By Mark F. Gray, Special to the AFRO, [email protected]
Howard University’s athletic department recently accepted a monetary gift from three-time NBA champion and six-time all-star Steph Curry to help tee off a new version of their golf program.
Howard athletic director Kery Davis wouldn’t disclose the donation amount but did say it was “significant” enough to fund the program for at least six years.
Curry’s passion for golf has been well-documented over the past few years, particularly on the satirical miniature golf TV show “Holey Moley,” which he executive produced on ABC earlier this summer. It wouldn’t be a surprise if he tried to qualify for the PGA Tour when his NBA career is over.
The two-time MVP is a regular during the offseason. He plays several celebrity golf tournaments and earned an exemption to play in the 2017 Ellie Mae Classic on the Korn Ferry Tour, where he barely missed the cut finishing ahead of several other amateurs in the competition. Curry also has become a regular in the American Century Golf Tournament that features a group of athletes from other sports during a 96-hole event in Lake Tahoe, Nev.
“Golf is a sport that has changed my life in so many ways,” Curry said. “It’s a discipline that challenges your mental wherewithal from patience to focus and is impossible to truly master.”
Plans for the program include for the inception of a women’s program as well. The program will also receive an apparel sponsorship from Baltimore-based Under Armour for its uniforms and from Callaway Golf Company for equipment.
Former Howard basketball player Jeron Smith was one of the key players who helped bring the program back to life. Smith, a former Nike executive who worked for President Barack Obama in the last 18 months of his presidency, accompanied Curry to the historic Langston Golf Course, home of the program. However, it was the passion of senior recreational golfer Otis Ferguson IV that motivated Curry make the commitment.
Ferguson, an avid golfer himself, approached Curry during a visit to Howard and explained how he’d been unsuccessful at convincing the school to restart the golf program. The university previously fielded a Division II golf team but the time spent with Ferguson was the catalyst for Curry to jump start a new beginning like this.
“We connected on golf,” Curry said. “Accountability, competition, discipline, all those different ideals we learned through the game of golf.”

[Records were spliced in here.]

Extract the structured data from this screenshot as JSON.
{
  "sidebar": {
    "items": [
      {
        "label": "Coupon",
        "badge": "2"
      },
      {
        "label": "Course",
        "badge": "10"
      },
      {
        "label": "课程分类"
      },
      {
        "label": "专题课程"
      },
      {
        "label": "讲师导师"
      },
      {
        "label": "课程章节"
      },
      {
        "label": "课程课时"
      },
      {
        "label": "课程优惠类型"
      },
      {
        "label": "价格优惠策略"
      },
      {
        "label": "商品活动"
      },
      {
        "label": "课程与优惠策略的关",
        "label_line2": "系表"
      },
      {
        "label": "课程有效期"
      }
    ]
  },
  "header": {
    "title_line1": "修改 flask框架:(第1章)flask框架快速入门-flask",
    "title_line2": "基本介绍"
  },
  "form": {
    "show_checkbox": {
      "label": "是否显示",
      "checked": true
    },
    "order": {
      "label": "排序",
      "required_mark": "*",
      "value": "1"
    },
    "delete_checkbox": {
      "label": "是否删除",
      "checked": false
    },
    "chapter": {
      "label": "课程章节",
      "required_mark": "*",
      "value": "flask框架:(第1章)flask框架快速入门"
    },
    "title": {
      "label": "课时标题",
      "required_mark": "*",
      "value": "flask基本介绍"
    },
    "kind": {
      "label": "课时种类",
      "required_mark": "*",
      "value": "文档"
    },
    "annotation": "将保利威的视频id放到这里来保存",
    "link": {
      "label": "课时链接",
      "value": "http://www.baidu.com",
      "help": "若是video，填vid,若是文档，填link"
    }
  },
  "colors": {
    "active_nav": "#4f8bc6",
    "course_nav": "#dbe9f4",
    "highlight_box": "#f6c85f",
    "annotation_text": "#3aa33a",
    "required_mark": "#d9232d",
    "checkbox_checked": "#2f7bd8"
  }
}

The program at Langston Golf Course is scheduled to launch during the 2020-2021 school year. Ironically, of the relationship between the university and it’s home course is forged inside a bond of two legacies: the Golf DC run course is named after Howard alum John Mercer Langston, the first Black American to hold public office. It was also the first course that allowed Black golfers to play in D.C.
Curry began the process of making his HBCU sports investment long before Fox Sports analyst Chris Broussard admonished the NCAA for its recently terminated “Rich Paul Rule” requiring basketball agents to have a degree before advising players who were thinking of entering the draft as being racist. Broussard opined, on an instagram post, that blue chip Black college athletes attend HBCUs. Though Curry went to Davidson, a non-HBCU, he admitted that he was not making a statement.
“You don’t have to go to an HBCU to support it,” Curry said. “This is just an opportunity that I wanted to get behind.”